$25b increase in aid for Africa’s poor

The Guardian

London, July 9:

Months of hard bargaining between the G8 countries on a package of financial help for Africa ended with an 11th-hour deal yesterday in which the world’s richest countries agreed to provide an extra $48 billion in aid worldwide by 2010.

Concessions by Japan’s prime minister, Junichiro Koizumi, and the German chancellor, Gerhard Schroder, broke the logjam after talks rolled into the final day of the summit. Koizumi said Japan would increase its aid budget by $10 billion over the next five years, while Schroder said he would use a tax on air travel to meet Germany’s ambitious aid targets. With less progress than Britain had hoped for on trade, Tony Blair said the deal on Africa was not all that campaigners wanted but insisted it represented real progress. “There are commitments here that are hugely significant,” he said.

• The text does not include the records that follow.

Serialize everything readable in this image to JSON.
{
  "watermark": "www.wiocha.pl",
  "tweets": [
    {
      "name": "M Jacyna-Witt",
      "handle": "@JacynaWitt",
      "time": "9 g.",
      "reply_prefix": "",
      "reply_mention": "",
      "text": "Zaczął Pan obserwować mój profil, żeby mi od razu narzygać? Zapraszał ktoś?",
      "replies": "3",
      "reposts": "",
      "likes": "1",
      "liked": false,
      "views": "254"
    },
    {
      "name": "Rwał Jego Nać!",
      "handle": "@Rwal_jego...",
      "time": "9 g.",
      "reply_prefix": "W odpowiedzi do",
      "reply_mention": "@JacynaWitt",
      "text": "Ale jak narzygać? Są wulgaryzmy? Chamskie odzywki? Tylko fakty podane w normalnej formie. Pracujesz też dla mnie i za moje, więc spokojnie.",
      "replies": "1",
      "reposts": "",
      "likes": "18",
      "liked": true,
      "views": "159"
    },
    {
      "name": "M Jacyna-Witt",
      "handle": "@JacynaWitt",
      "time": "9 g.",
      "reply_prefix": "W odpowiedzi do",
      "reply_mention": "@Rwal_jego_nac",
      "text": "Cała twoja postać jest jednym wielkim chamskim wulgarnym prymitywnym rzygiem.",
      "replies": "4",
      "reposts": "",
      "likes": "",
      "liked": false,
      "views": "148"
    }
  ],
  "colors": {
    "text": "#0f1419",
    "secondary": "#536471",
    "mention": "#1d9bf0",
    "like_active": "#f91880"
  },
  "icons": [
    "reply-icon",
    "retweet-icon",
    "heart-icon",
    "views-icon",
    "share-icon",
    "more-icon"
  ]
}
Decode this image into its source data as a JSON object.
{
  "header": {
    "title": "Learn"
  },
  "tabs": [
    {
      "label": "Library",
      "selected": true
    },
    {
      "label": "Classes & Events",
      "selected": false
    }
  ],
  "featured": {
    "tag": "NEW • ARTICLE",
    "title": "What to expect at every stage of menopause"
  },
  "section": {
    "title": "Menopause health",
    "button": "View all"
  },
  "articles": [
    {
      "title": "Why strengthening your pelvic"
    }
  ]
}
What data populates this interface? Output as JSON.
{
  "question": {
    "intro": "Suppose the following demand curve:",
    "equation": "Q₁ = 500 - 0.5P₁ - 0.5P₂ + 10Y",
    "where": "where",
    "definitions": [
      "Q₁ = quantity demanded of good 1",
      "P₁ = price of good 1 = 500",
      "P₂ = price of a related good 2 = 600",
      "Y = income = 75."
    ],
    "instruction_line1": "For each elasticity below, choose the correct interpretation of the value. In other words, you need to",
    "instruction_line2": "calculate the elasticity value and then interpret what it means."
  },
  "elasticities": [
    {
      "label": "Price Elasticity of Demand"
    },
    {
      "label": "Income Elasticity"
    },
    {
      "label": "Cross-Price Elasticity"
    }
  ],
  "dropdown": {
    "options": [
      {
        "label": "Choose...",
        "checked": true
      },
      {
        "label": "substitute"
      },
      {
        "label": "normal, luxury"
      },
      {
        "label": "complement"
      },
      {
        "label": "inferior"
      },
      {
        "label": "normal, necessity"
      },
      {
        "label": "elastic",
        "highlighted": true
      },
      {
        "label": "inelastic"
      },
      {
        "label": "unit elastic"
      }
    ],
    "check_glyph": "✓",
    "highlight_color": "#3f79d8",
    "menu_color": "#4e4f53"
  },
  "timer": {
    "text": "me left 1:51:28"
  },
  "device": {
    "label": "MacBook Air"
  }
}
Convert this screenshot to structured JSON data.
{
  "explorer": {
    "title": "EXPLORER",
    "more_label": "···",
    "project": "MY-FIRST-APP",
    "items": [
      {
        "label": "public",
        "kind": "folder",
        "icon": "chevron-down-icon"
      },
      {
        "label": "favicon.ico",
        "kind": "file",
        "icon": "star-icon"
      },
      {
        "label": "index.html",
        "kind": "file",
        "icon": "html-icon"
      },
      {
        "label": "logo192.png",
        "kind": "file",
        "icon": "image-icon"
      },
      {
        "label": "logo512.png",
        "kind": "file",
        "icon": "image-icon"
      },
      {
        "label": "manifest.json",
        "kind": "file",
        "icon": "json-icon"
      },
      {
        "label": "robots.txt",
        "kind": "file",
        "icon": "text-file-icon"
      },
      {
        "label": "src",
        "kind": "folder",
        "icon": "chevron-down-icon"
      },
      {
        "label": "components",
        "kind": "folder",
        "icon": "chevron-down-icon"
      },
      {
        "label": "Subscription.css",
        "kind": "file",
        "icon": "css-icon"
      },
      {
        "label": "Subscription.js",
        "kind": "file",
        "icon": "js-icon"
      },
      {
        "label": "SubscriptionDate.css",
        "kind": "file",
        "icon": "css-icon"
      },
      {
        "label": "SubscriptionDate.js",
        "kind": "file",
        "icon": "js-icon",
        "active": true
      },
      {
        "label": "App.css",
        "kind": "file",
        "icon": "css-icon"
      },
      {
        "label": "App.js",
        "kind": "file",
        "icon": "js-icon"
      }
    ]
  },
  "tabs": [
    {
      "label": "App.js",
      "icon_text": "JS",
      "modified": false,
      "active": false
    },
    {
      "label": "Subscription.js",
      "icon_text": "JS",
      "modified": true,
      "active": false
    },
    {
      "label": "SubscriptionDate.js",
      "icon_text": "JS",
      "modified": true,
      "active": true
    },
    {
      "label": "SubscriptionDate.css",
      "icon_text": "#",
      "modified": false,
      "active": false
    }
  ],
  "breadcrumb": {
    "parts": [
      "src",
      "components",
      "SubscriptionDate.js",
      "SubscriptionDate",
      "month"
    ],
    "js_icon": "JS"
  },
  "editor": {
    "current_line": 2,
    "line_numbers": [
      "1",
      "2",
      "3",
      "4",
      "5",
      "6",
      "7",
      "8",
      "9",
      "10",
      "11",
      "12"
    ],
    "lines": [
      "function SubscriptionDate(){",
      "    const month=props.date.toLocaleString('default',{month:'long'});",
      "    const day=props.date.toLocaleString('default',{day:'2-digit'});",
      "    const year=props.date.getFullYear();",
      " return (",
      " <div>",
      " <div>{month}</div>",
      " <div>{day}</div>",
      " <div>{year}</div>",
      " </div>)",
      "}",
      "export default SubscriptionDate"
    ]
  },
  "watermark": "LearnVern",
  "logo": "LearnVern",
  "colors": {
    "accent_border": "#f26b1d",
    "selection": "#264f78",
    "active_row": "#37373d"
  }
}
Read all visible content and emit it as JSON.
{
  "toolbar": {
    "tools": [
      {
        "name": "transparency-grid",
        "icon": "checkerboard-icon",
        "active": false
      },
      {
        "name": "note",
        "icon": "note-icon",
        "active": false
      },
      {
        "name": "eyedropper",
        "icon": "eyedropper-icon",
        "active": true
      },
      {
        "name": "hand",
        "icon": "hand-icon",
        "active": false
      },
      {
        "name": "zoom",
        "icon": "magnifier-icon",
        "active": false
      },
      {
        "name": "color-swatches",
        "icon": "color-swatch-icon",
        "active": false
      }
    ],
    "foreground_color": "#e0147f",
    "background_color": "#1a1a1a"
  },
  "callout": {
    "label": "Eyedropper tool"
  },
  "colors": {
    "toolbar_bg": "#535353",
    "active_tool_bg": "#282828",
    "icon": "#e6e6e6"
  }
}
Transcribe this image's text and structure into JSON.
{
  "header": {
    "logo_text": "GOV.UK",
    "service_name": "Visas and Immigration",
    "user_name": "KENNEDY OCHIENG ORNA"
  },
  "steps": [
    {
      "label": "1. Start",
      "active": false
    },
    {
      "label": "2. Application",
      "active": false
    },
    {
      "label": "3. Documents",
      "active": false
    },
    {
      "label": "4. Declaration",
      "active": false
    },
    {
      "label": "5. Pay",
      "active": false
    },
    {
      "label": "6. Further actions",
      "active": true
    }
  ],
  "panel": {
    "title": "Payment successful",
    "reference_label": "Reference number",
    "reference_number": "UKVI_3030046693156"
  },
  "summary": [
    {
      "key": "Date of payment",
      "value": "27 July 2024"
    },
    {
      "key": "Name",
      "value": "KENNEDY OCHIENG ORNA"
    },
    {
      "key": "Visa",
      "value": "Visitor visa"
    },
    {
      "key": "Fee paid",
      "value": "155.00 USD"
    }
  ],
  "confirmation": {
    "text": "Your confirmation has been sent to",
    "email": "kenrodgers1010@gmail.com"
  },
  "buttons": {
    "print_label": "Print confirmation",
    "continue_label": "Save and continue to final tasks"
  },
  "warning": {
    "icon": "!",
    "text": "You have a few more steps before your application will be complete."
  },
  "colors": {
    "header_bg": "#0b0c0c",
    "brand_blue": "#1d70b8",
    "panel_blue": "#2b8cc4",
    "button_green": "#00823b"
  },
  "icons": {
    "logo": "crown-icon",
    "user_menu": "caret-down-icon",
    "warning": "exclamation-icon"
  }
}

Blair said the summit was an advance on anything that had happened before, but recognised that there was more to be done. Britain had wanted to go further on eliminating the export subsidies which allow the west to dump excess produce on global markets, but was forced to compromise. The summit merely committed itself to setting a credible date for scrapping export subsidies, which Blair said he expected to be 2010.

“It isn’t the end of poverty in Africa but it is the hope that it can be ended,” Blair said, “It is the definitive expression of our collective will to act in the face of death and disease and conflict that is preventable.” Under the deal, the G8 pledged to increase aid by ‘around $50 billion’ a year by 2010.

Assistance to Africa will increase by $25 billion, more than doubling the flows in 2004. Britain had feared the G8 leaders would backslide on commitments made by their finance ministers at a meeting in London last month.

In the end, however, they endorsed agreement to write off debts owed by up to 28 countries to the World Bank, the African Development Bank and the IMF.

UK sources said the communique represented a significant advance and were pleased that the G8 had endorsed a plan for treatment for HIV/Aids by 2010.